Given the emerging evidence demonstrating a link between bullying, inflammation, and metabolic dysfunction, along with impact of early-life stress on health-risk behaviors, one might suspect that bullying could increase the risk for chronic lifestyle diseases in which these various processes are directly implicated. Although this association remains to be confirmed longitudinally, and many confounding factors limit retrospective confirmation, bullying by peers appears to have a direct and non-negligible effect on age-related disease risk, independent of other established risk factors.97,99 The biological mechanisms through which childhood bullying affects long-term health are likely mediated via its epigenetic imprint on stress, inflammation, and metabolic systems. More research in this area is urgently needed. Current data nevertheless underscore the importance of investigating bully victimization as a standard component of clinical practice today. Asking about bullying in child and adolescent psychiatry, family medicine, and primary care represents a practical first step toward intervening to prevent traumatic exposure and to reduce the risk for further psychiatric and other morbidities.100,101
To date, the study of bullying has developed in parallel with the study of the physiology of stress, with limited convergence of these two fields. Currently, we do not possess sufficient data to definitively determine whether a direct cause-and-effect relationship exists between childhood bullying and poor long-term health outcomes.
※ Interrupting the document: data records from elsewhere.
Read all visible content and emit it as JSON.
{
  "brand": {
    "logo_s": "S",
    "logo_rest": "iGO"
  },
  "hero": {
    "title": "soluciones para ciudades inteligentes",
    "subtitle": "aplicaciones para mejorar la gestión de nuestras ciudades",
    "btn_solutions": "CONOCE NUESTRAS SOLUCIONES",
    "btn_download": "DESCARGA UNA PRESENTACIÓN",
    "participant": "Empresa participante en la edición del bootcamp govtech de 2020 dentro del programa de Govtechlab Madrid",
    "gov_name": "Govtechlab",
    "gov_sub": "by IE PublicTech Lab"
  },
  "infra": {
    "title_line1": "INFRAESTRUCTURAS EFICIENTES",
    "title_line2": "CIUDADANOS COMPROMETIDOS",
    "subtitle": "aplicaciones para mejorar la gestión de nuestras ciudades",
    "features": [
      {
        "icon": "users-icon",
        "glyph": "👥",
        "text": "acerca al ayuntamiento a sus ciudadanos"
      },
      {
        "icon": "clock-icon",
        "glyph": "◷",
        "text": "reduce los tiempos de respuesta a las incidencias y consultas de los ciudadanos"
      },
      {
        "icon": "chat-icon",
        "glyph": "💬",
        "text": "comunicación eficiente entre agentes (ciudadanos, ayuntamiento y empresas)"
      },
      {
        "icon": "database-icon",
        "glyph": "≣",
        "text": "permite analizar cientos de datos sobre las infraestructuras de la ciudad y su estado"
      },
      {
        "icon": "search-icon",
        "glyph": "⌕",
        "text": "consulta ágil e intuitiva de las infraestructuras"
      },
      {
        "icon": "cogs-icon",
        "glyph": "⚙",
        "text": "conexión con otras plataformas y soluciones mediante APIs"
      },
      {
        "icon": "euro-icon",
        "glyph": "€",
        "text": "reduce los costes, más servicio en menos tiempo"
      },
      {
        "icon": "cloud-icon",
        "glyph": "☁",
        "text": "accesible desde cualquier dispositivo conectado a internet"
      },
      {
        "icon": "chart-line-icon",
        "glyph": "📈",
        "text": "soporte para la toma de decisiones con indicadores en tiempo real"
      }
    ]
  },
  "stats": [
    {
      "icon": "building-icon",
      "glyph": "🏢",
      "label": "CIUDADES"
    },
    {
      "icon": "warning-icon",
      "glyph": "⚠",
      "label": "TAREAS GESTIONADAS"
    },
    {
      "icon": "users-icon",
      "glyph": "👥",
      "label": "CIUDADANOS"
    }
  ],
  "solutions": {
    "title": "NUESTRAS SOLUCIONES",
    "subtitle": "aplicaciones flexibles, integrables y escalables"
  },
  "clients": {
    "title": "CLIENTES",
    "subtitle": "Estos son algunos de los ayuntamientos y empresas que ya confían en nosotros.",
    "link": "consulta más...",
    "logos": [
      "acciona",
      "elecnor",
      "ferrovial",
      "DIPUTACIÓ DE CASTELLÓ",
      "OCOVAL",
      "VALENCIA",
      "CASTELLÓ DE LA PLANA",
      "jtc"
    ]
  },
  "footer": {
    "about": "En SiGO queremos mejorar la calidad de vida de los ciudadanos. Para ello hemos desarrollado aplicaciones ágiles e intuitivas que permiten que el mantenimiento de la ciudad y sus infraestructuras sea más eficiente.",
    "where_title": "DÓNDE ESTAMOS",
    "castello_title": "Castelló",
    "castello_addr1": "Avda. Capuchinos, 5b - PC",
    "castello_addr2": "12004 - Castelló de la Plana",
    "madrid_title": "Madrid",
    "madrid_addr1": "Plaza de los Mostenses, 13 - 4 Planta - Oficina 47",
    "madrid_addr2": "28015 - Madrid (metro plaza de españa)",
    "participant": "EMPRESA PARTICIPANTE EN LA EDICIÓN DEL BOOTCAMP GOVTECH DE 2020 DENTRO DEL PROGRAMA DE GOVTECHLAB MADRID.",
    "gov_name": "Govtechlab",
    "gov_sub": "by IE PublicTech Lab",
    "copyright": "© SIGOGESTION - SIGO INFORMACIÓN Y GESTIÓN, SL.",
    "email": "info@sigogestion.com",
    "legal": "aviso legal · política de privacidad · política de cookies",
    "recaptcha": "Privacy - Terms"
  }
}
Synthesis of these two scientific literatures suggests, however, that chronic peer victimization could have significant physiological and mental health consequences and that cascading processes of the physiological stress response, including chronically elevated levels of inflammation, could play an important role. At this stage, however, our understanding of the relationship is primarily by extrapolating from one field to the other. Future collaboration between the two has the potential to produce findings with rich scientific and clinical implications.
Declaration of interest: Dr. Croarkin has received grant support from Pfizer Inc. and the Brain & Behavior Research Foundation, and in-kind support for equipment and supplies from Neuronetics and AssureRx Health. Dr Tye has received support from Teva Pharmaceuticals and the International Bipolar Foundation.